International career
- Years: Team / Apps / (Points)
- 2023–: France / 16 / (21)

= Carla Arbez =

France international rugby union player

Carla Arbez (born 24 May 1999) is a French rugby union player, playing as a fly-half for the French national team and Stade Bordelais.

== Early life and education ==
Arbez began playing rugby at the age of seven in her hometown of Oléron, where she joined the Oléron Rugby Club. She later moved to Stade Rochelais from 2012 to 2014 before joining Stade Bordelais in 2014. Arbez pursued academic studies in Sports Science (STAPS) and graduated with a master's degree in Physical and Mental Preparation in 2022. She works as a sports educator at Stade Bordelais Omnisports.

== Club career ==

=== AS Bayonne (2018-2021) ===
In 2018, she joined the Bayonne rugby club, playing in the Elite 2 division.

=== Stade Bordelais (2021-present) ===
In 2021, Arbez joined Stade Bordelais, where she quickly established herself as a key playmaker and starting fly-half. She helped guide the team to back-to-back French championship titles in 2023 and 2024. During the 2024–25 season, Bordeaux remained unbeaten under her leadership at fly-half, winning their first 14 matches of the campaign.

== International career ==
Arbez has represented France at various youth levels, winning the European U18 Sevens Championship in 2016 and securing third place in 2017. In 2023, she earned her first call-up to the French Women's National Rugby Team for the 2023 Women's Six Nations Championship, making her debut against Italy on 26 March 2023 and scored a try in her debut match. However, after participating in the 2023 WXV tournament in New Zealand, she was left out of the national squad throughout 2024, with players such as Lina Queyroi and Lina Tuy preferred in her position.

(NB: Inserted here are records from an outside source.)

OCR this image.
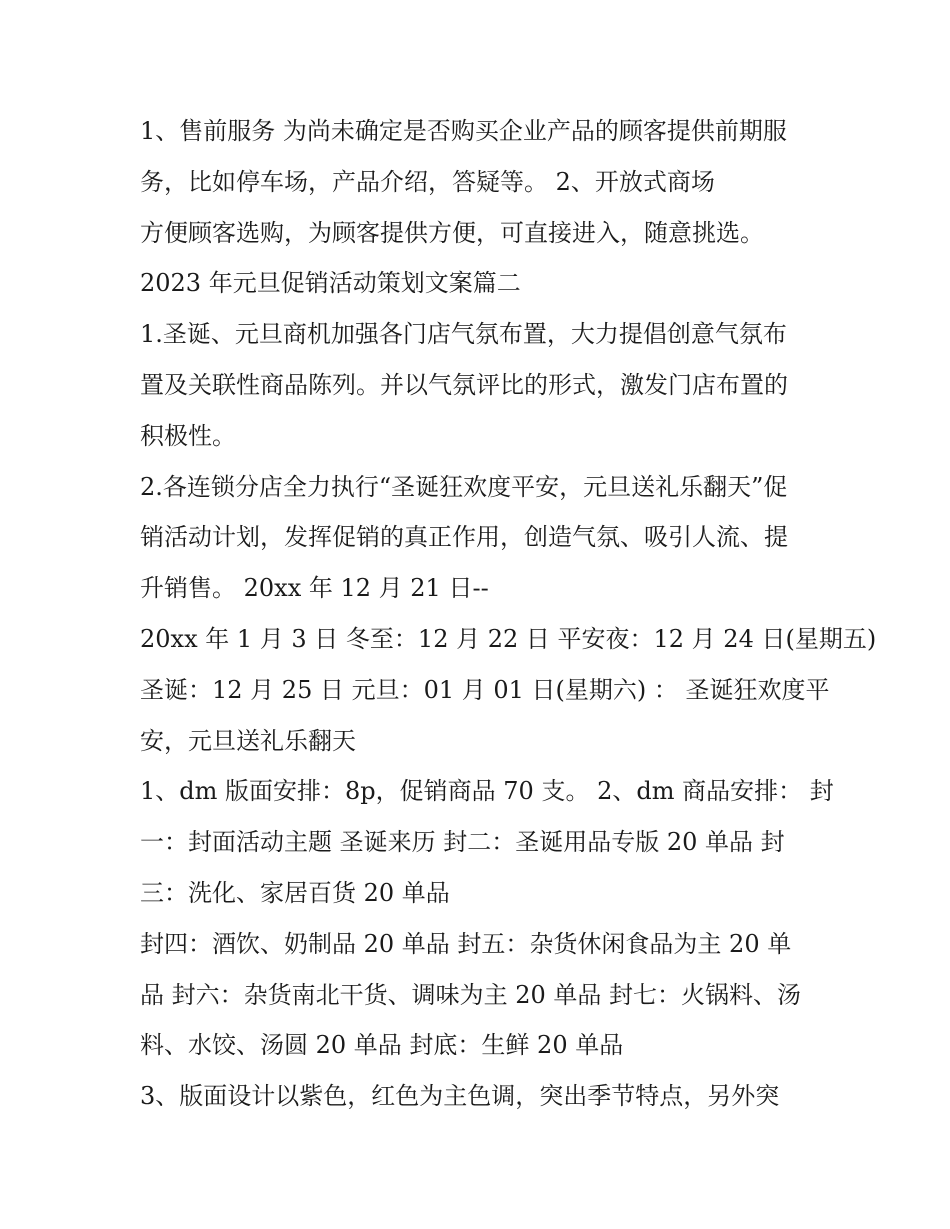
1、售前服务 为尚未确定是否购买企业产品的顾客提供前期服
务，比如停车场，产品介绍，答疑等。 2、开放式商场
方便顾客选购，为顾客提供方便，可直接进入，随意挑选。
2023 年元旦促销活动策划文案篇二
1.圣诞、元旦商机加强各门店气氛布置，大力提倡创意气氛布
置及关联性商品陈列。并以气氛评比的形式，激发门店布置的
积极性。
2.各连锁分店全力执行“圣诞狂欢度平安，元旦送礼乐翻天”促
销活动计划，发挥促销的真正作用，创造气氛、吸引人流、提
升销售。 20xx 年 12 月 21 日--
20xx 年 1 月 3 日 冬至：12 月 22 日 平安夜：12 月 24 日(星期五)
圣诞：12 月 25 日 元旦：01 月 01 日(星期六) ： 圣诞狂欢度平
安，元旦送礼乐翻天
1、dm 版面安排：8p，促销商品 70 支。 2、dm 商品安排： 封
一：封面活动主题 圣诞来历 封二：圣诞用品专版 20 单品 封
三：洗化、家居百货 20 单品
封四：酒饮、奶制品 20 单品 封五：杂货休闲食品为主 20 单
品 封六：杂货南北干货、调味为主 20 单品 封七：火锅料、汤
料、水饺、汤圆 20 单品 封底：生鲜 20 单品
3、版面设计以紫色，红色为主色调，突出季节特点，另外突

=== 2025 Women's Six Nations Championship ===
In March 2025, after a year and a half without a call-up, Arbez made her return as the starting fly-half for France in the opening match of the 2025 Women's Six Nations against Ireland. She continued as starting fly-half in the second match against Scotland.

On 2 August 2025, she was selected in the French side to the Women's Rugby World Cup in England.

== Personal life ==
Arbez's partner is Sarah-Maud Lachance, who is also a rugby player.

== Honours ==

=== Stade Bordelais ===

- French Championship (Élite 1): 2023, 2024.